Five ETFs to Watch in Obama’s Second 100 Days

by on May 12, 2009 | Updated May 14, 2009 | ETFs Mentioned:

For those of you who haven’t heard (and you must’ve been on the moon if you haven’t), President Obama recently marked the end of his first 100 days in office. Ever since FDR pushed through 15 major bills in his first 3+ months on the job, pundits have sold the idea of this period as a meaningful indicator of ability and future success (it often isn’t). After a frantic first 100 days that involved bankruptcies, bailouts, pirates, and pandemics, here’s a look at five ETFs to keep your eye on over the next 100 days of Obama’s presidency.
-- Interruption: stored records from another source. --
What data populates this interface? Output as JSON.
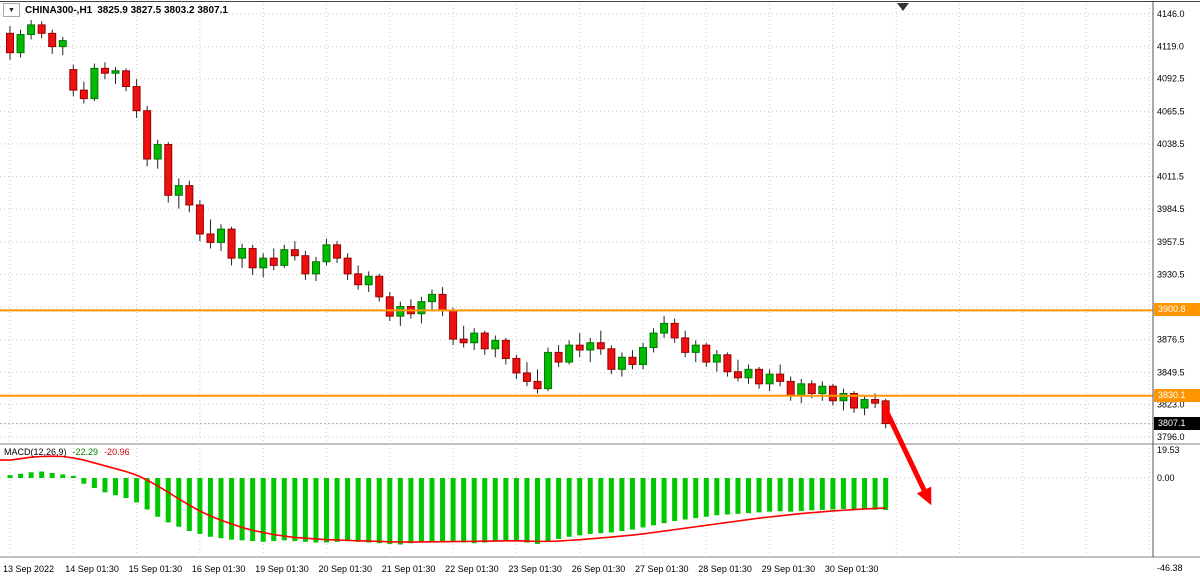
{
  "header": {
    "dropdown_icon": "▼",
    "symbol_label": "CHINA300-,H1",
    "ohlc_label": "3825.9 3827.5 3803.2 3807.1"
  },
  "macd_panel": {
    "label": "MACD(12,26,9)",
    "value_main": "-22.29",
    "value_signal": "-20.96",
    "axis_max_label": "19.53",
    "axis_zero_label": "0.00",
    "axis_min_label": "-46.38"
  },
  "hlines": [
    {
      "price": 3900.8,
      "label": "3900.8"
    },
    {
      "price": 3830.1,
      "label": "3830.1"
    }
  ],
  "current_price": {
    "price": 3807.1,
    "label": "3807.1"
  },
  "colors": {
    "background": "#FFFFFF",
    "grid": "#C9C9C9",
    "up": "#00BB00",
    "up_border": "#007700",
    "down": "#EE1111",
    "down_border": "#990000",
    "wick": "#222222",
    "hline": "#FF9500",
    "histogram": "#00C800",
    "signal": "#FF0000",
    "arrow": "#FF0000",
    "separator": "#808080",
    "axis_border": "#555555"
  },
  "chart_data": {
    "type": "candlestick",
    "symbol": "CHINA300-",
    "timeframe": "H1",
    "title": "CHINA300-,H1 3825.9 3827.5 3803.2 3807.1",
    "last_bar": {
      "open": 3825.9,
      "high": 3827.5,
      "low": 3803.2,
      "close": 3807.1
    },
    "price_ticks": [
      4146.0,
      4119.0,
      4092.5,
      4065.5,
      4038.5,
      4011.5,
      3984.5,
      3957.5,
      3930.5,
      3903.5,
      3876.5,
      3849.5,
      3823.0,
      3796.0
    ],
    "horizontal_lines": [
      3900.8,
      3830.1
    ],
    "current_price": 3807.1,
    "x_labels": [
      "13 Sep 2022",
      "14 Sep 01:30",
      "15 Sep 01:30",
      "16 Sep 01:30",
      "19 Sep 01:30",
      "20 Sep 01:30",
      "21 Sep 01:30",
      "22 Sep 01:30",
      "23 Sep 01:30",
      "26 Sep 01:30",
      "27 Sep 01:30",
      "28 Sep 01:30",
      "29 Sep 01:30",
      "30 Sep 01:30"
    ],
    "bars_per_label": 6,
    "ohlc": [
      [
        4130,
        4136,
        4108,
        4114
      ],
      [
        4114,
        4133,
        4110,
        4129
      ],
      [
        4129,
        4141,
        4125,
        4137
      ],
      [
        4137,
        4140,
        4126,
        4130
      ],
      [
        4130,
        4133,
        4113,
        4119
      ],
      [
        4119,
        4127,
        4112,
        4124
      ],
      [
        4100,
        4104,
        4078,
        4083
      ],
      [
        4083,
        4090,
        4072,
        4076
      ],
      [
        4076,
        4105,
        4074,
        4101
      ],
      [
        4101,
        4106,
        4092,
        4097
      ],
      [
        4097,
        4102,
        4088,
        4099
      ],
      [
        4099,
        4101,
        4082,
        4086
      ],
      [
        4086,
        4092,
        4060,
        4066
      ],
      [
        4066,
        4070,
        4020,
        4026
      ],
      [
        4026,
        4042,
        4018,
        4038
      ],
      [
        4038,
        4040,
        3990,
        3996
      ],
      [
        3996,
        4010,
        3985,
        4004
      ],
      [
        4004,
        4008,
        3982,
        3988
      ],
      [
        3988,
        3992,
        3958,
        3964
      ],
      [
        3964,
        3976,
        3952,
        3957
      ],
      [
        3957,
        3972,
        3950,
        3968
      ],
      [
        3968,
        3970,
        3938,
        3944
      ],
      [
        3944,
        3956,
        3936,
        3952
      ],
      [
        3952,
        3955,
        3930,
        3936
      ],
      [
        3936,
        3948,
        3928,
        3944
      ],
      [
        3944,
        3952,
        3934,
        3938
      ],
      [
        3938,
        3955,
        3936,
        3951
      ],
      [
        3951,
        3958,
        3942,
        3946
      ],
      [
        3946,
        3950,
        3926,
        3931
      ],
      [
        3931,
        3945,
        3925,
        3941
      ],
      [
        3941,
        3960,
        3938,
        3955
      ],
      [
        3955,
        3958,
        3940,
        3944
      ],
      [
        3944,
        3948,
        3926,
        3931
      ],
      [
        3931,
        3938,
        3918,
        3922
      ],
      [
        3922,
        3933,
        3916,
        3929
      ],
      [
        3929,
        3931,
        3908,
        3912
      ],
      [
        3912,
        3916,
        3892,
        3896
      ],
      [
        3896,
        3908,
        3888,
        3904
      ],
      [
        3904,
        3910,
        3894,
        3898
      ],
      [
        3898,
        3912,
        3890,
        3908
      ],
      [
        3908,
        3918,
        3900,
        3914
      ],
      [
        3914,
        3920,
        3896,
        3901
      ],
      [
        3901,
        3903,
        3872,
        3877
      ],
      [
        3877,
        3888,
        3870,
        3874
      ],
      [
        3874,
        3886,
        3868,
        3882
      ],
      [
        3882,
        3884,
        3864,
        3869
      ],
      [
        3869,
        3880,
        3862,
        3876
      ],
      [
        3876,
        3878,
        3856,
        3861
      ],
      [
        3861,
        3864,
        3844,
        3849
      ],
      [
        3849,
        3858,
        3838,
        3842
      ],
      [
        3842,
        3852,
        3832,
        3836
      ],
      [
        3836,
        3870,
        3834,
        3866
      ],
      [
        3866,
        3872,
        3854,
        3858
      ],
      [
        3858,
        3876,
        3856,
        3872
      ],
      [
        3872,
        3882,
        3862,
        3868
      ],
      [
        3868,
        3878,
        3858,
        3874
      ],
      [
        3874,
        3884,
        3864,
        3869
      ],
      [
        3869,
        3872,
        3848,
        3852
      ],
      [
        3852,
        3866,
        3846,
        3862
      ],
      [
        3862,
        3868,
        3852,
        3856
      ],
      [
        3856,
        3874,
        3852,
        3870
      ],
      [
        3870,
        3886,
        3866,
        3882
      ],
      [
        3882,
        3896,
        3878,
        3890
      ],
      [
        3890,
        3894,
        3874,
        3878
      ],
      [
        3878,
        3884,
        3862,
        3866
      ],
      [
        3866,
        3876,
        3858,
        3872
      ],
      [
        3872,
        3874,
        3854,
        3858
      ],
      [
        3858,
        3868,
        3850,
        3864
      ],
      [
        3864,
        3866,
        3846,
        3850
      ],
      [
        3850,
        3860,
        3842,
        3845
      ],
      [
        3845,
        3856,
        3840,
        3852
      ],
      [
        3852,
        3854,
        3836,
        3840
      ],
      [
        3840,
        3852,
        3834,
        3848
      ],
      [
        3848,
        3856,
        3838,
        3842
      ],
      [
        3842,
        3846,
        3826,
        3830
      ],
      [
        3830,
        3844,
        3824,
        3840
      ],
      [
        3840,
        3843,
        3828,
        3832
      ],
      [
        3832,
        3842,
        3826,
        3838
      ],
      [
        3838,
        3840,
        3822,
        3826
      ],
      [
        3826,
        3836,
        3818,
        3832
      ],
      [
        3832,
        3834,
        3816,
        3820
      ],
      [
        3820,
        3830,
        3814,
        3827
      ],
      [
        3827,
        3832,
        3820,
        3824
      ],
      [
        3825.9,
        3827.5,
        3803.2,
        3807.1
      ]
    ],
    "indicator": {
      "name": "MACD",
      "params": [
        12,
        26,
        9
      ],
      "macd_last": -22.29,
      "signal_last": -20.96,
      "scale": {
        "max": 19.53,
        "zero": 0.0,
        "min": -46.38
      },
      "histogram": [
        2,
        3,
        4,
        4.5,
        3.5,
        2.5,
        1.5,
        -4,
        -7,
        -10,
        -12,
        -14,
        -17,
        -22,
        -27,
        -31,
        -34,
        -37,
        -39,
        -41,
        -42,
        -43,
        -43.5,
        -44,
        -44.5,
        -44,
        -43.5,
        -44,
        -44.5,
        -45,
        -45,
        -44.5,
        -44,
        -44.5,
        -45,
        -45.5,
        -46,
        -46.4,
        -45.5,
        -45,
        -44.5,
        -44,
        -44.5,
        -45,
        -45.5,
        -45,
        -44,
        -43.5,
        -44,
        -45,
        -46,
        -44.5,
        -42.5,
        -41,
        -40,
        -39,
        -38.5,
        -38,
        -37,
        -36,
        -34.5,
        -33,
        -31.5,
        -30,
        -29,
        -28,
        -27,
        -26,
        -25.5,
        -25,
        -24.5,
        -24,
        -23.5,
        -23.2,
        -23.5,
        -23,
        -22.5,
        -22.3,
        -22,
        -21.6,
        -21.8,
        -22,
        -22.1,
        -22.29
      ],
      "signal": [
        12.5,
        13.5,
        14.5,
        15,
        15.2,
        15,
        14,
        12.5,
        10.5,
        8.5,
        6.5,
        4.5,
        2,
        -1.5,
        -5.5,
        -10,
        -14.5,
        -19,
        -23,
        -26.5,
        -29.5,
        -32,
        -34.5,
        -36.5,
        -38,
        -39.5,
        -40.5,
        -41.5,
        -42,
        -42.5,
        -43,
        -43.2,
        -43.5,
        -43.8,
        -44,
        -44.2,
        -44.5,
        -44.6,
        -44.7,
        -44.6,
        -44.5,
        -44.4,
        -44.3,
        -44.2,
        -44.2,
        -44.1,
        -44,
        -43.8,
        -43.8,
        -44,
        -44.2,
        -44.2,
        -44,
        -43.5,
        -43,
        -42.4,
        -41.8,
        -41.2,
        -40.5,
        -39.8,
        -39,
        -38,
        -37,
        -36,
        -35,
        -34,
        -33,
        -32,
        -31,
        -30,
        -29,
        -28,
        -27.2,
        -26.4,
        -25.6,
        -24.8,
        -24.2,
        -23.6,
        -23,
        -22.5,
        -22,
        -21.6,
        -21.2,
        -20.96
      ]
    }
  }
}
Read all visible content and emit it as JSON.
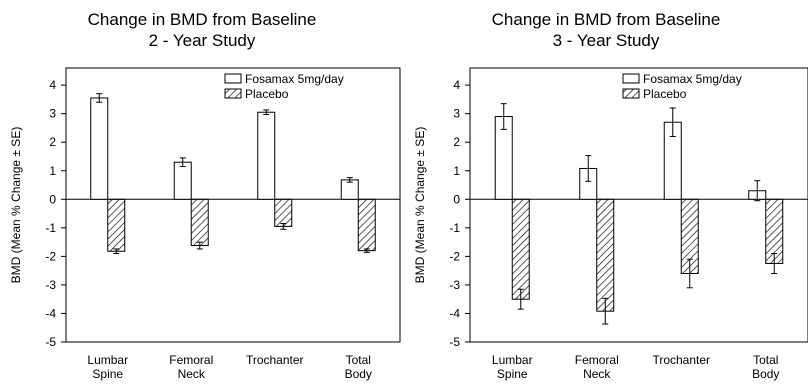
{
  "chart_data": [
    {
      "type": "bar",
      "title": "Change in BMD from Baseline",
      "subtitle": "2 - Year Study",
      "ylabel": "BMD (Mean % Change ± SE)",
      "xlabel": "",
      "ylim": [
        -5,
        4.6
      ],
      "yticks": [
        4,
        3,
        2,
        1,
        0,
        -1,
        -2,
        -3,
        -4,
        -5
      ],
      "categories": [
        [
          "Lumbar",
          "Spine"
        ],
        [
          "Femoral",
          "Neck"
        ],
        [
          "Trochanter"
        ],
        [
          "Total",
          "Body"
        ]
      ],
      "legend_position": "top-right",
      "series": [
        {
          "name": "Fosamax 5mg/day",
          "pattern": "hollow",
          "values": [
            3.55,
            1.3,
            3.05,
            0.68
          ],
          "se": [
            0.15,
            0.15,
            0.08,
            0.08
          ]
        },
        {
          "name": "Placebo",
          "pattern": "hatched",
          "values": [
            -1.82,
            -1.62,
            -0.95,
            -1.8
          ],
          "se": [
            0.08,
            0.12,
            0.1,
            0.06
          ]
        }
      ]
    },
    {
      "type": "bar",
      "title": "Change in BMD from Baseline",
      "subtitle": "3 - Year Study",
      "ylabel": "BMD (Mean % Change ± SE)",
      "xlabel": "",
      "ylim": [
        -5,
        4.6
      ],
      "yticks": [
        4,
        3,
        2,
        1,
        0,
        -1,
        -2,
        -3,
        -4,
        -5
      ],
      "categories": [
        [
          "Lumbar",
          "Spine"
        ],
        [
          "Femoral",
          "Neck"
        ],
        [
          "Trochanter"
        ],
        [
          "Total",
          "Body"
        ]
      ],
      "legend_position": "top-right",
      "series": [
        {
          "name": "Fosamax 5mg/day",
          "pattern": "hollow",
          "values": [
            2.9,
            1.08,
            2.7,
            0.3
          ],
          "se": [
            0.45,
            0.45,
            0.5,
            0.35
          ]
        },
        {
          "name": "Placebo",
          "pattern": "hatched",
          "values": [
            -3.5,
            -3.92,
            -2.6,
            -2.25
          ],
          "se": [
            0.35,
            0.45,
            0.5,
            0.35
          ]
        }
      ]
    }
  ]
}
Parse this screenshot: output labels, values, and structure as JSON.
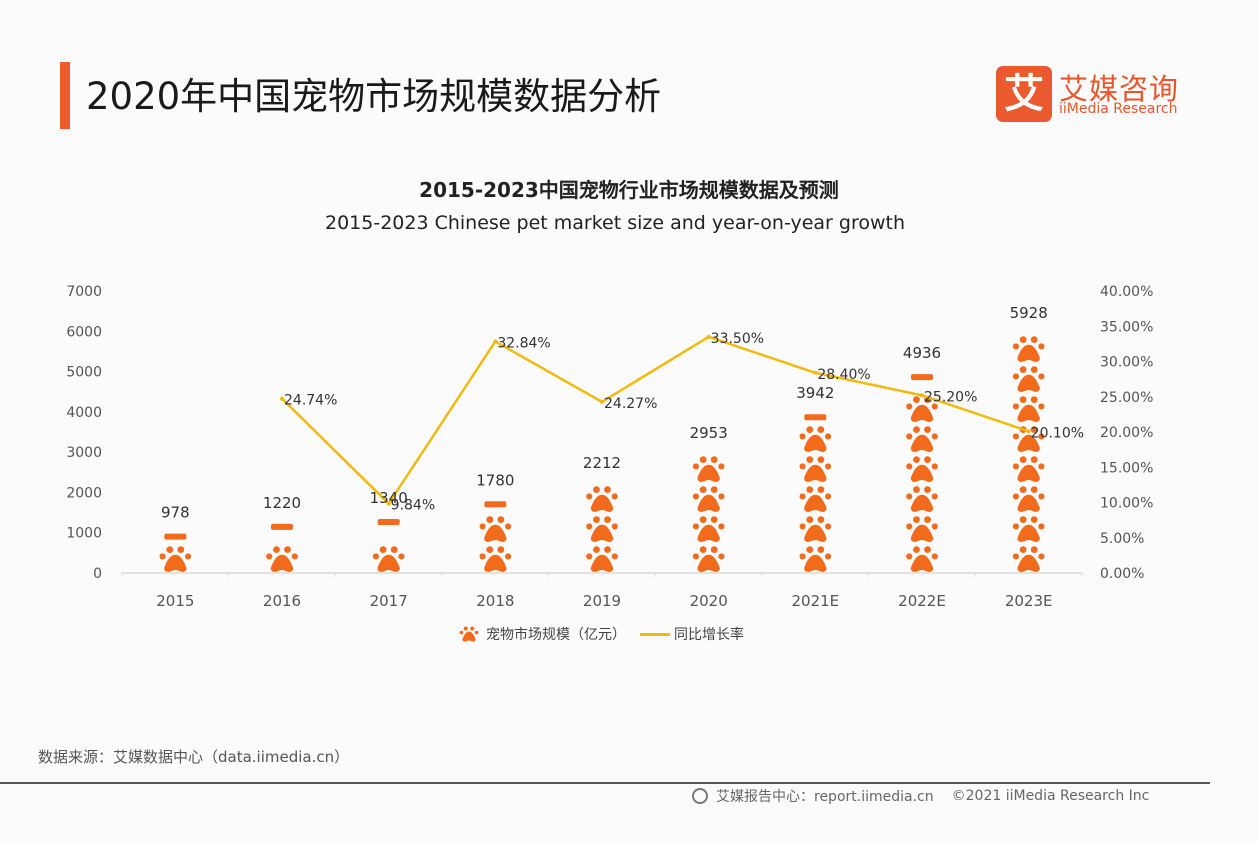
{
  "header": {
    "title": "2020年中国宠物市场规模数据分析",
    "accent_color": "#f05a28",
    "logo": {
      "glyph": "艾",
      "name_cn": "艾媒咨询",
      "name_en": "iiMedia Research",
      "color": "#ea5a2e"
    }
  },
  "chart_data": {
    "type": "bar",
    "title": "2015-2023中国宠物行业市场规模数据及预测",
    "subtitle": "2015-2023 Chinese pet market size and year-on-year growth",
    "categories": [
      "2015",
      "2016",
      "2017",
      "2018",
      "2019",
      "2020",
      "2021E",
      "2022E",
      "2023E"
    ],
    "series": [
      {
        "name": "宠物市场规模（亿元）",
        "type": "bar",
        "axis": "left",
        "marker": "paw-icon",
        "color": "#f26b1d",
        "values": [
          978,
          1220,
          1340,
          1780,
          2212,
          2953,
          3942,
          4936,
          5928
        ],
        "labels": [
          "978",
          "1220",
          "1340",
          "1780",
          "2212",
          "2953",
          "3942",
          "4936",
          "5928"
        ]
      },
      {
        "name": "同比增长率",
        "type": "line",
        "axis": "right",
        "color": "#f2b90f",
        "values": [
          null,
          24.74,
          9.84,
          32.84,
          24.27,
          33.5,
          28.4,
          25.2,
          20.1
        ],
        "labels": [
          null,
          "24.74%",
          "9.84%",
          "32.84%",
          "24.27%",
          "33.50%",
          "28.40%",
          "25.20%",
          "20.10%"
        ]
      }
    ],
    "y_left": {
      "min": 0,
      "max": 7000,
      "step": 1000,
      "ticks": [
        "0",
        "1000",
        "2000",
        "3000",
        "4000",
        "5000",
        "6000",
        "7000"
      ]
    },
    "y_right": {
      "min": 0,
      "max": 40,
      "step": 5,
      "ticks": [
        "0.00%",
        "5.00%",
        "10.00%",
        "15.00%",
        "20.00%",
        "25.00%",
        "30.00%",
        "35.00%",
        "40.00%"
      ]
    },
    "xlabel": "",
    "ylabel": "",
    "grid": false,
    "legend_position": "bottom-center"
  },
  "legend": {
    "items": [
      {
        "label": "宠物市场规模（亿元）",
        "icon": "paw-icon"
      },
      {
        "label": "同比增长率",
        "icon": "line-icon"
      }
    ]
  },
  "footer": {
    "source": "数据来源：艾媒数据中心（data.iimedia.cn）",
    "report_center": "艾媒报告中心：report.iimedia.cn",
    "copyright": "©2021  iiMedia Research  Inc"
  }
}
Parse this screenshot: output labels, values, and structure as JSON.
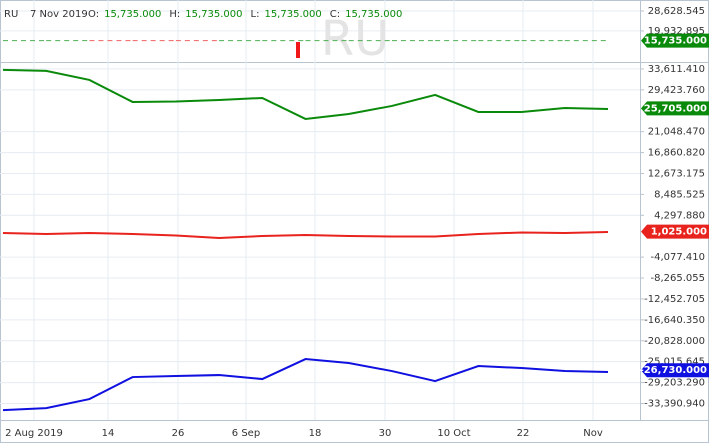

  1. Dow Jones U.S. Pharmaceuticals Index Fund (IHE): Although we seem to have dodged the swine flu bullet for now, many health experts are warning that we are not out of the woods yet. Some are predicting that the virus has faded for the moment, but could return with a vengeance once flu season begins. Regardless of whether these fears turn out to be founded, it is possible that drug manufacturers will be ordered to begin testing and mass production of vaccines over the next three months. If so, IHE, which has interests of 5% or more in each of Pfizer (PFE), Abbott (ABT), Wyeth (WYE), Merck (MRK), and Eli Lilly (LLY), could be poised for a big gain.
  2. Financial Select Sector SPDR (XLF): The financial sector has been in the headlines for more than a year now, mostly as it relates to greed, corruption, scandals, and the general collapse of the banking system as we know it. But we’re finally starting to see some good news, with stress test results beating expectations and spurring a mini-rally in financials. Now focus shifts to whether the banks that “failed” the stress tests (many of which are owned by XLF) will be able to quickly and efficiently raise the required capital. If they are, financials could extend their rally over the summer months.
  3. Wisdom Tree Dreyfus Emerging Currency Fund (CEW): In times of financial uncertainty, investors tend to flock towards reserve currencies, the largest of which have historically been the U.S. dollar and the Japanese yen. If we have truly begun to emerge from this recession, investors may become gradually more comfortable moving assets into more risky currencies. But if we’ve simply passed through the eye of the storm, we may see another rush into safety currencies.
  4. iShares Barclays TIPS Bond (TIP): Unlike European economies, which have raised taxes and slashed budgets in the face of the financial crisis, the U.S. has tried to spend its way out of a recession. Massive stimulus plans have necessitated massive borrowings, and the U.S. government has been printing money “like a drunken sailor” (to borrow a phrase from fellow analyst Andy H). TIP provides peace of mind that if inflation hits double digits (it’s happened more recently than you might think), you will still earn a positive real return. Although inflation rates are near historical lows now (with deflation even a possibility), the time will eventually come to pay the piper, and inflation will eat into real returns. When it does, investors in TIP won’t be losing any sleep.
  5. PowerShares Dynamic Leisure & Entertainment Portfolio (PEJ): During economic downturns, luxury items are often the first to go, and this recession has been no different. People around the world have been aggressively trimming the fat from their personal budgets, and leisure activities have been on a rapid decline (in December, PEJ was down nearly 60% from its 52-week high). If the worst is infact behind us, expect increases in consumer confidence to spur leisure and entertainment spending. With major holdings in Disney, various restaurants, and cruise lines, PEJ could see an accelerated recovery if the market turns. But if not, it could be more gray skies ahead.